21 Quibbles I Have With Mac OS X 10.5 Leopard
Apple's operating system upgrade is full of good stuff, but there's room for improvement. Lots and lots of it. Herewith, my list of gripes, requests, and puzzlements.
Harry McCracken
First, a disclaimer: I like Leopard, aka OS X 10.5, the Apple operating-system upgrade that hit stores on Friday evening. True, Apple's list of 300+ new features includes several dozen I'll never touch. (A Danish dictionary! Analysis templates, whatever those are!) But even when I filter out everything that doesn't matter to me, I'm left with a long list of stuff that'll make my computing life meaningfully better. Compared to Windows Vista, Leopard is a meatier, more polished, more immediately useful, less annoying OS upgrade.
But while I've been working my way through everything that's new in Leopard, and being impressed by much of it, I've also come across a fairly long list of quirks and gotchas--the kind of stuff I hope Apple will iron out in Leopard updates.

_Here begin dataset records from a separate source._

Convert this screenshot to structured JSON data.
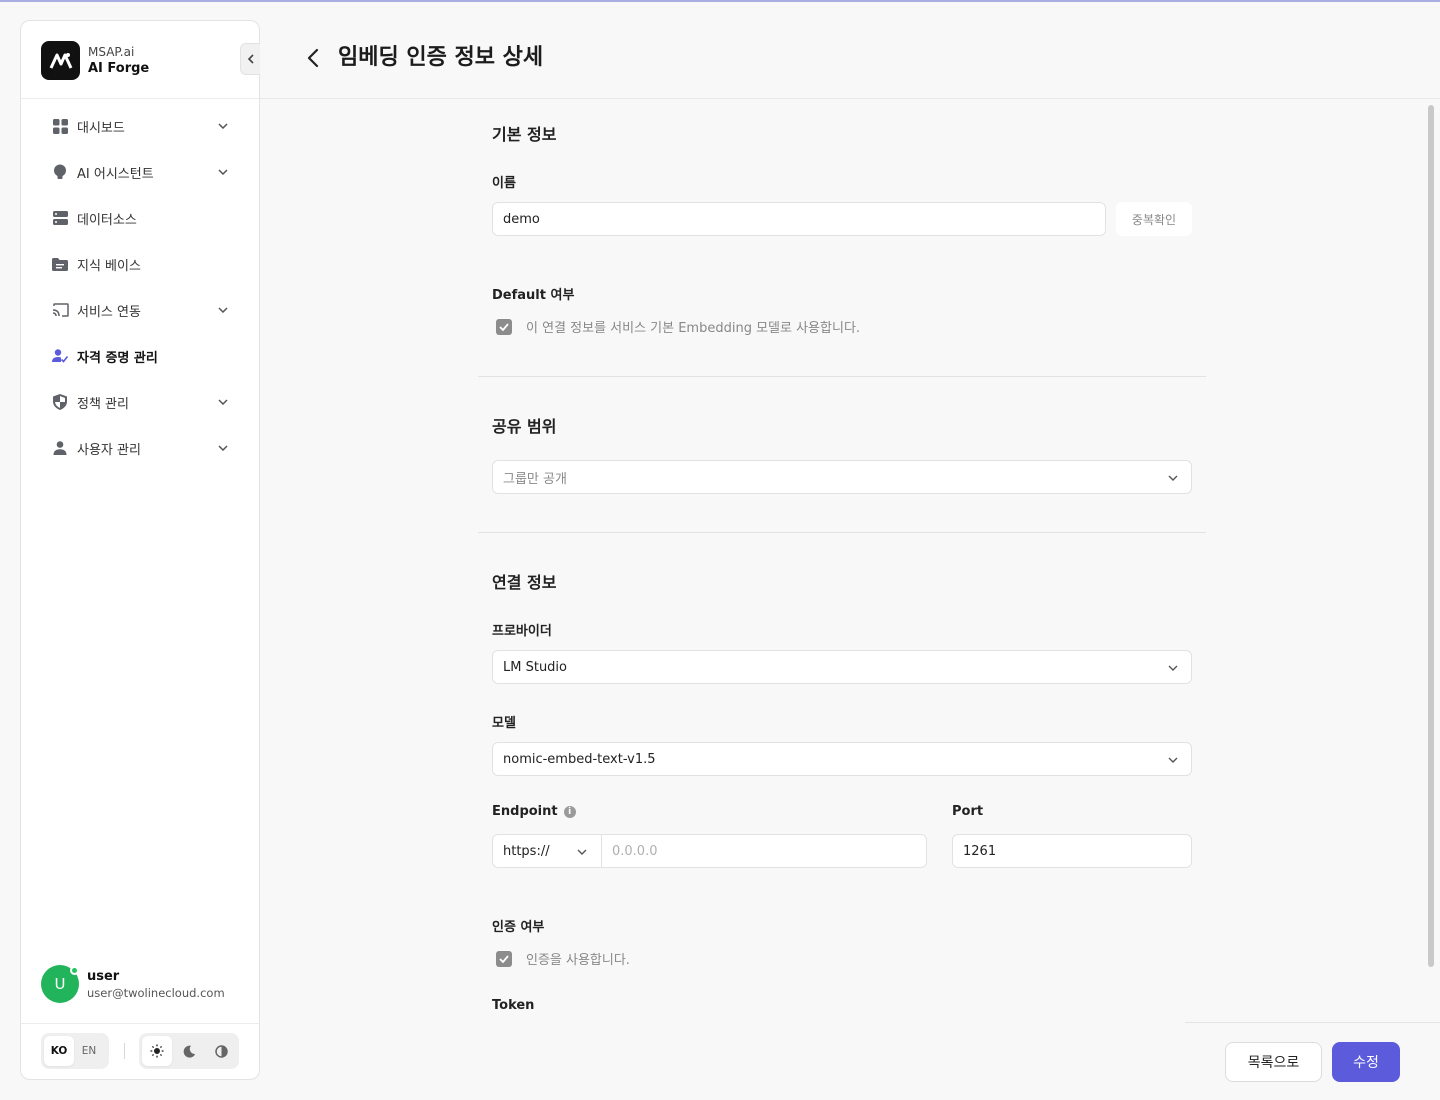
{
  "brand": {
    "sub": "MSAP.ai",
    "name": "AI Forge"
  },
  "sidebar": {
    "items": [
      {
        "label": "대시보드",
        "icon": "dashboard-icon",
        "expandable": true
      },
      {
        "label": "AI 어시스턴트",
        "icon": "lightbulb-icon",
        "expandable": true
      },
      {
        "label": "데이터소스",
        "icon": "database-icon",
        "expandable": false
      },
      {
        "label": "지식 베이스",
        "icon": "folder-icon",
        "expandable": false
      },
      {
        "label": "서비스 연동",
        "icon": "cast-icon",
        "expandable": true
      },
      {
        "label": "자격 증명 관리",
        "icon": "user-check-icon",
        "expandable": false,
        "active": true
      },
      {
        "label": "정책 관리",
        "icon": "shield-icon",
        "expandable": true
      },
      {
        "label": "사용자 관리",
        "icon": "person-icon",
        "expandable": true
      }
    ]
  },
  "user": {
    "initial": "U",
    "name": "user",
    "email": "user@twolinecloud.com"
  },
  "lang": {
    "ko": "KO",
    "en": "EN",
    "selected": "KO"
  },
  "theme": {
    "selected": "light",
    "options": [
      "sun-icon",
      "moon-icon",
      "contrast-icon"
    ]
  },
  "header": {
    "title": "임베딩 인증 정보 상세"
  },
  "basic": {
    "title": "기본 정보",
    "name_label": "이름",
    "name_value": "demo",
    "dup_check": "중복확인",
    "default_label": "Default 여부",
    "default_checkbox_text": "이 연결 정보를 서비스 기본 Embedding 모델로 사용합니다."
  },
  "share": {
    "title": "공유 범위",
    "value": "그룹만 공개"
  },
  "connection": {
    "title": "연결 정보",
    "provider_label": "프로바이더",
    "provider_value": "LM Studio",
    "model_label": "모델",
    "model_value": "nomic-embed-text-v1.5",
    "endpoint_label": "Endpoint",
    "endpoint_protocol": "https://",
    "endpoint_placeholder": "0.0.0.0",
    "port_label": "Port",
    "port_value": "1261",
    "auth_label": "인증 여부",
    "auth_checkbox_text": "인증을 사용합니다.",
    "token_label": "Token"
  },
  "footer": {
    "list_label": "목록으로",
    "edit_label": "수정"
  },
  "colors": {
    "accent": "#5b5bdc",
    "avatar": "#22b45a"
  }
}
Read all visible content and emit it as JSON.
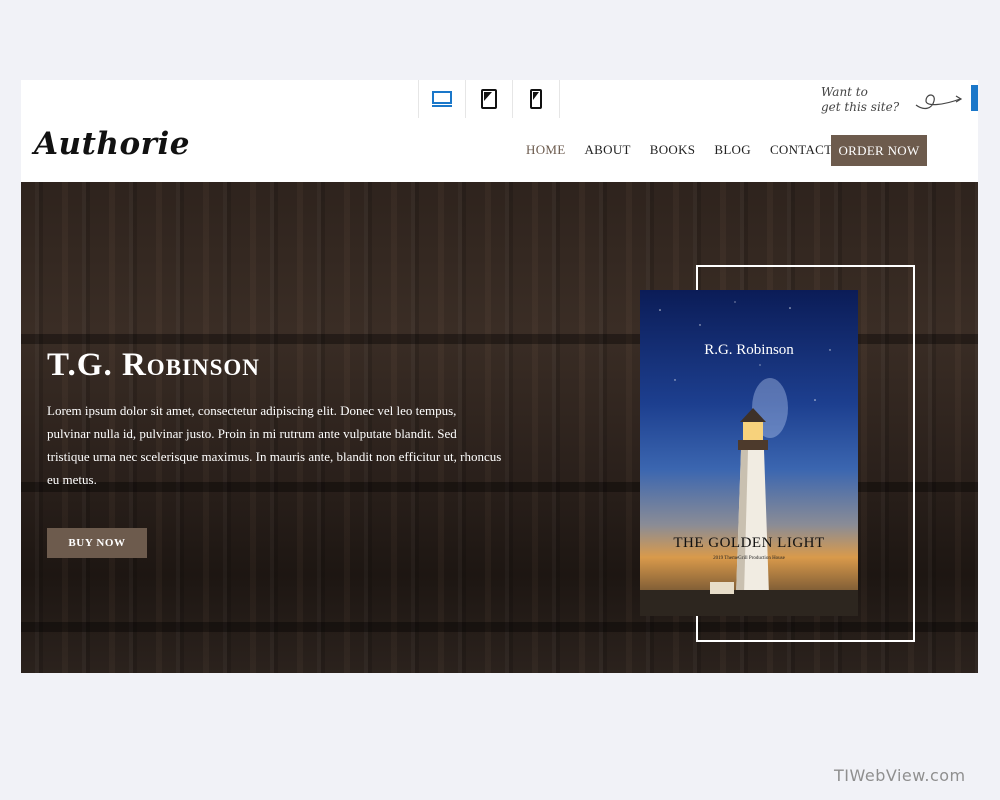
{
  "preview_bar": {
    "devices": [
      {
        "icon": "desktop-icon",
        "active": true
      },
      {
        "icon": "tablet-icon",
        "active": false
      },
      {
        "icon": "mobile-icon",
        "active": false
      }
    ],
    "cta_line1": "Want to",
    "cta_line2": "get this site?"
  },
  "site": {
    "logo": "Authorie",
    "nav": [
      "HOME",
      "ABOUT",
      "BOOKS",
      "BLOG",
      "CONTACT"
    ],
    "active_nav": "HOME",
    "order_button": "ORDER NOW"
  },
  "hero": {
    "name": "T.G. Robinson",
    "text": "Lorem ipsum dolor sit amet, consectetur adipiscing elit. Donec vel leo tempus, pulvinar nulla id, pulvinar justo. Proin in mi rutrum ante vulputate blandit. Sed tristique urna nec scelerisque maximus. In mauris ante, blandit non efficitur ut, rhoncus eu metus.",
    "buy_button": "BUY NOW"
  },
  "book_cover": {
    "author": "R.G. Robinson",
    "title": "THE GOLDEN LIGHT",
    "subtitle": "2019 ThemeGrill Production House"
  },
  "colors": {
    "accent_brown": "#6d5b4d",
    "preview_blue": "#1a77c9",
    "page_bg": "#f1f2f7"
  },
  "watermark": "TIWebView.com"
}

Without any further ado, here's my list...which will probably get longer the more I dig into the upgrade.
1. Time Machine is picky about hard drives--or, more specifically, hard disk formats. The cool continuous backup utility wants to work with drives formatted with Apple's own HFS+ format, not FAT32, the Microsoft format which the rest of OS X can speak. That's understandable. But I don't understand why, when I plugged in a new Seagate Free Agent USB drive formatted as FAT32, Time Machine didn't seem to be aware of its existence at all. A "Hey, you need to reformat this as HFS+" message would have made things easier. (My storage-loving colleague Melissa Perenson has run across similar issues.)
2. Speaking of external drives, I wish that Time Machine, like the vaguely similar (but far less slick) backup features in Windows Vista, could back up to a portion of your primary drive as well as to a secondary disk. Yes, it's a lot safer to put your backups on a different drive. But if you've got a MacBook or MacBook Pro, chances are that you're not going to keep it connected to an external drive most of the time, as Time Machine requires for optimum effectiveness.

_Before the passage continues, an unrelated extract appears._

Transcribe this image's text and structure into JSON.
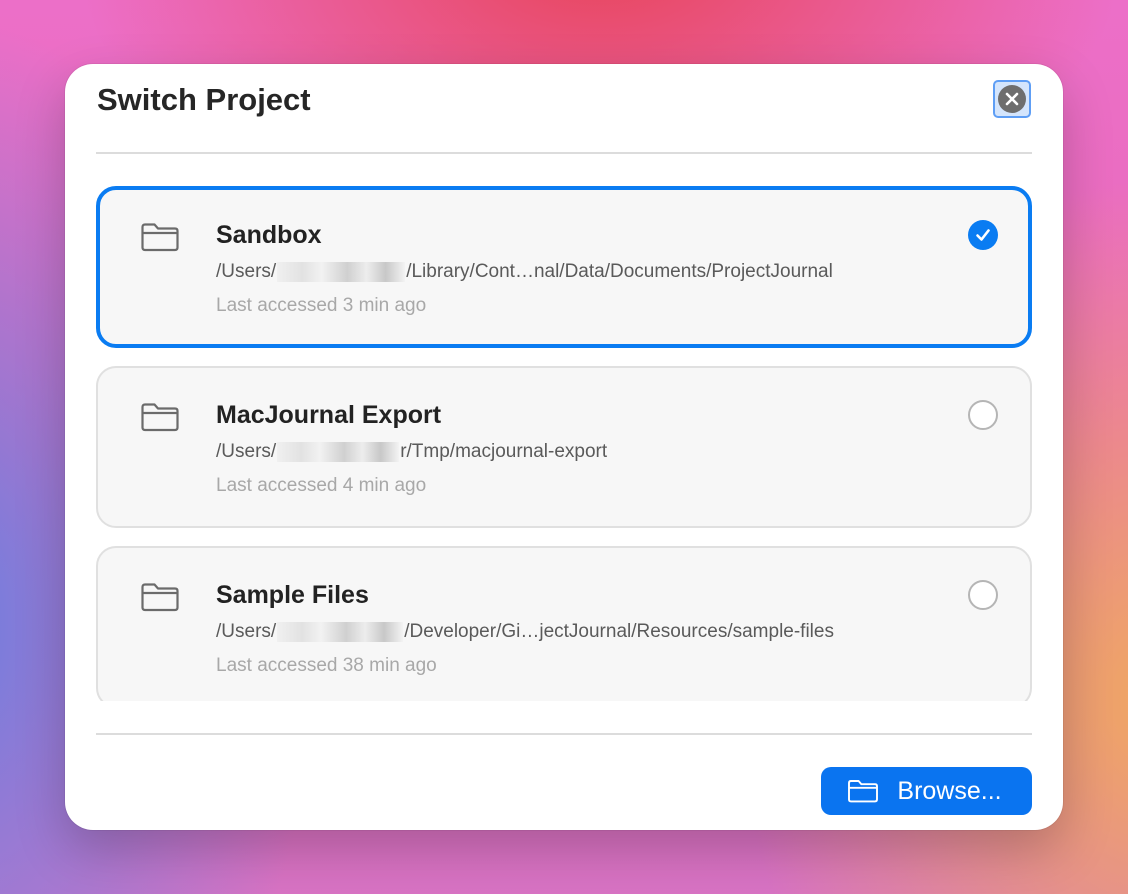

3. I like Time Machine's quirky, slightly silly flying-through-space user interface--really I do. But I wouldn't object if there was a simpler, more streamlined alternate UI, too; when I'm freaking out over a lost file, I'm not always in the mood to be entertained.
4. Leopard introduces more transparency effects--most strikingly with the menu bar along the top of the screen, which lets whatever wallpaper you've got behind it seep through. To me, this "feature" is at best ugly. And at worst--as with my wallpaper of a night scene in Hong Kong--it renders some of the items in the menu bar close to unreadable. That wouldn't be a problem if there were a "Turn off transparency effects" option.
5. When you click on a Help menu item in Leopard, you get a special menu with a built-in search field and list of results. Which sounds handy, except that longer titles in the list of results sometimes get cut off, rendering them unintelligible even though there'd be plenty of room to display the entire title. Gratuitous text-chopping is a crudity I associate with Windows, not OS X.